A: Other answers nicely cover how to derive the $\beta$ coefficients. I'm not sure what you mean by $n, \beta$ "put together." But, if it means that you'd like to use the coefficients to derive the model's predicted values using the coefficients, it's simply the product $XB$, where $X$ is an $m \times n$ matrix of $m$ observations, each with $n$ independent variables, and $B$ a $n \times p$ matrix of regression coefficients. ($p$ here is the number of dependent variables.)
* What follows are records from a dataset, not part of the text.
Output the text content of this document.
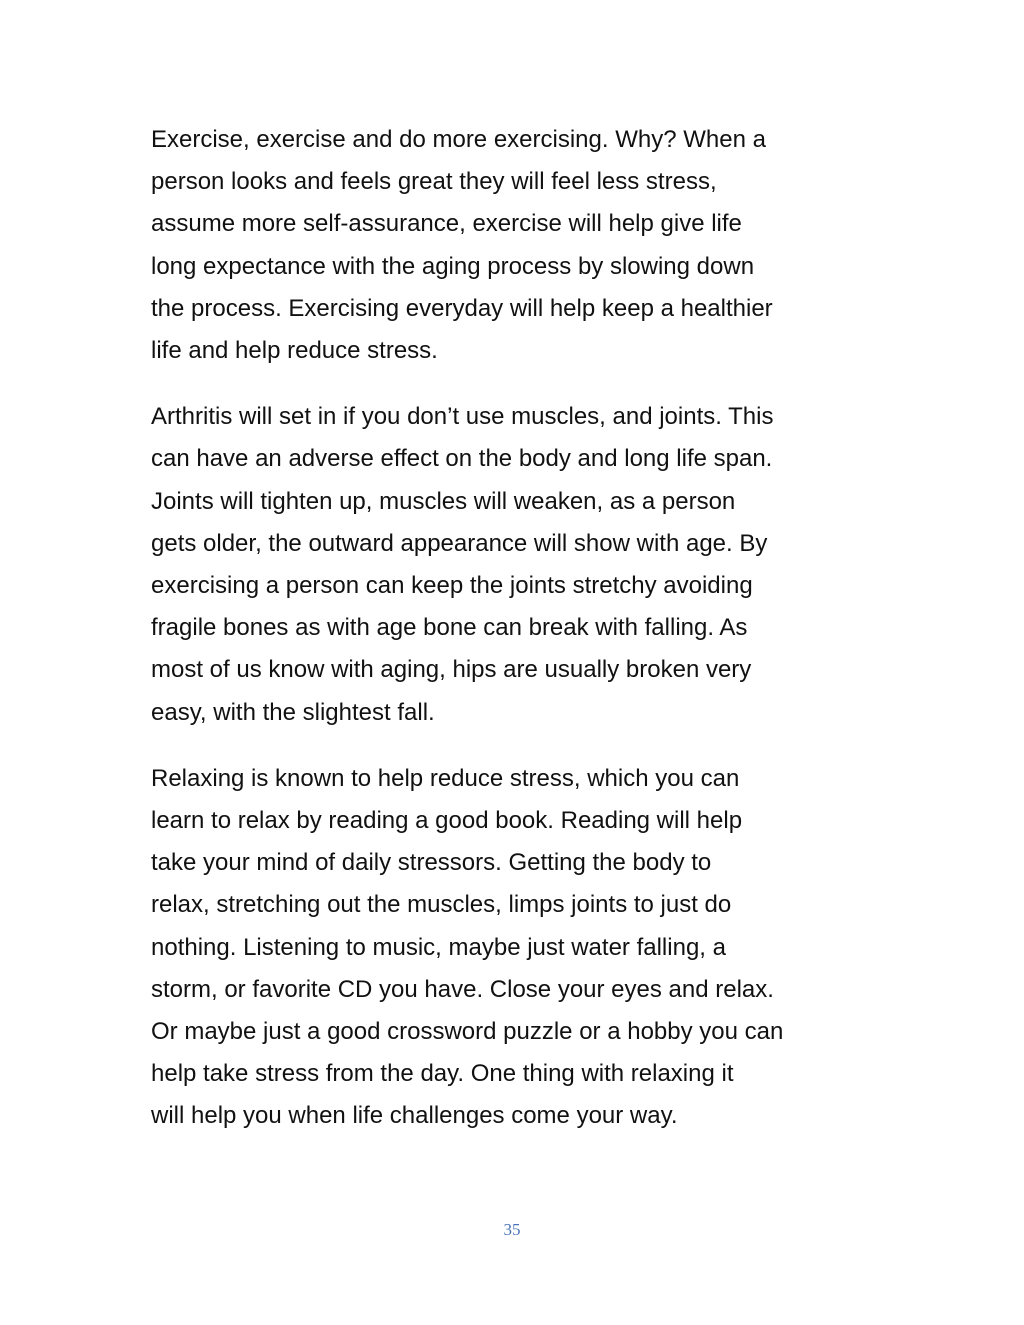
Exercise, exercise and do more exercising. Why? When a
person looks and feels great they will feel less stress,
assume more self-assurance, exercise will help give life
long expectance with the aging process by slowing down
the process. Exercising everyday will help keep a healthier
life and help reduce stress.

Arthritis will set in if you don’t use muscles, and joints. This
can have an adverse effect on the body and long life span.
Joints will tighten up, muscles will weaken, as a person
gets older, the outward appearance will show with age. By
exercising a person can keep the joints stretchy avoiding
fragile bones as with age bone can break with falling. As
most of us know with aging, hips are usually broken very
easy, with the slightest fall.

Relaxing is known to help reduce stress, which you can
learn to relax by reading a good book. Reading will help
take your mind of daily stressors. Getting the body to
relax, stretching out the muscles, limps joints to just do
nothing. Listening to music, maybe just water falling, a
storm, or favorite CD you have. Close your eyes and relax.
Or maybe just a good crossword puzzle or a hobby you can
help take stress from the day. One thing with relaxing it
will help you when life challenges come your way.

35
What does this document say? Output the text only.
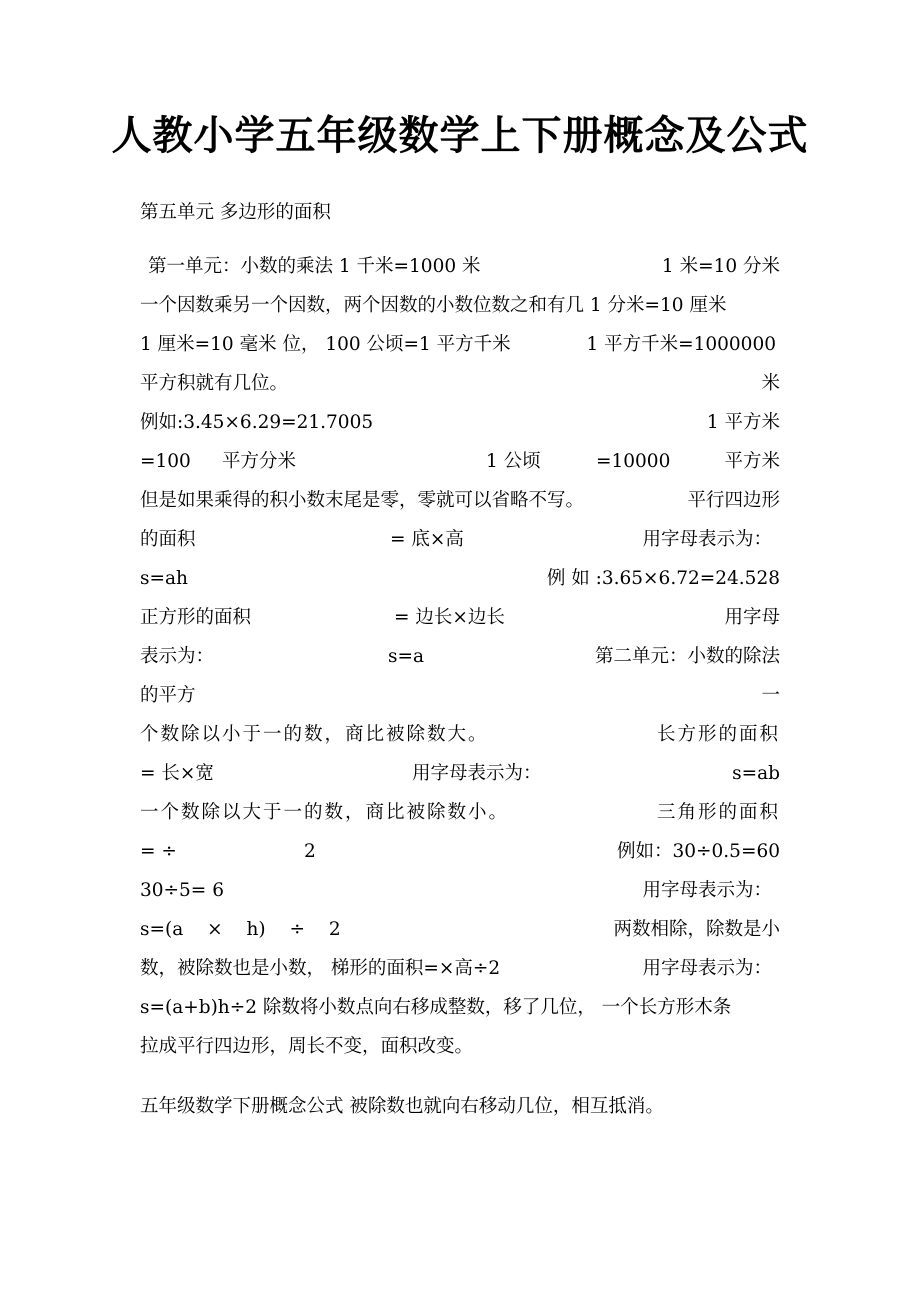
人教小学五年级数学上下册概念及公式
第五单元 多边形的面积
第一单元：小数的乘法 1 千米=1000 米	1 米=10 分米
一个因数乘另一个因数，两个因数的小数位数之和有几 1 分米=10 厘米
1 厘米=10 毫米 位， 100 公顷=1 平方千米	1 平方千米=1000000
平方积就有几位。	米
例如:3.45×6.29=21.7005	1 平方米
=100 平方分米	1 公顷	=10000	平方米
但是如果乘得的积小数末尾是零，零就可以省略不写。	平行四边形
的面积	= 底×高	用字母表示为：
s=ah	例 如 :3.65×6.72=24.528
正方形的面积	= 边长×边长	用字母
表示为：	s=a	第二单元：小数的除法
的平方	一
个数除以小于一的数，商比被除数大。	长方形的面积
= 长×宽	用字母表示为：	s=ab
一个数除以大于一的数，商比被除数小。	三角形的面积
= ÷	2	例如：30÷0.5=60
30÷5= 6	用字母表示为：
s=(a × h) ÷ 2	两数相除，除数是小
数，被除数也是小数， 梯形的面积=×高÷2	用字母表示为：
s=(a+b)h÷2 除数将小数点向右移成整数，移了几位， 一个长方形木条
拉成平行四边形，周长不变，面积改变。
五年级数学下册概念公式 被除数也就向右移动几位，相互抵消。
To your question about the standard error, for a single independent variable and single coefficient, the formula is:
$s.e.(\beta_j) = \sqrt{s^2 (X'X)^{-1}_{jj} }$
where $s^2$ is the sum of squared residuals, given by $\sum_i y_i -\hat y_i $, over $m - n$. (More here.) To broaden the formula to return a vector of standard errors corresponding to each coefficient:
$s.e.(\beta) = \sqrt{s^2 diag(X'X)^{-1} }$
where $diag$ returns the diagonal of the matrix. To further broaden that formula to return a matrix of standard error corresponding to each $\beta$ coefficient, replace $s^2$ with $S^2$, a row vector containing the $s^2$ for each independent variable:
$s.e.(B) = \sqrt{diag(X'X)^{-1} S^2 }$
Note that the vector returned by $diag$ should be $n \times 1$, and $S^2$ $1 \times p$, making their product $n \times p$, standard errors corresponding to the coefficients in $B$. (Square root again applied element-wise.)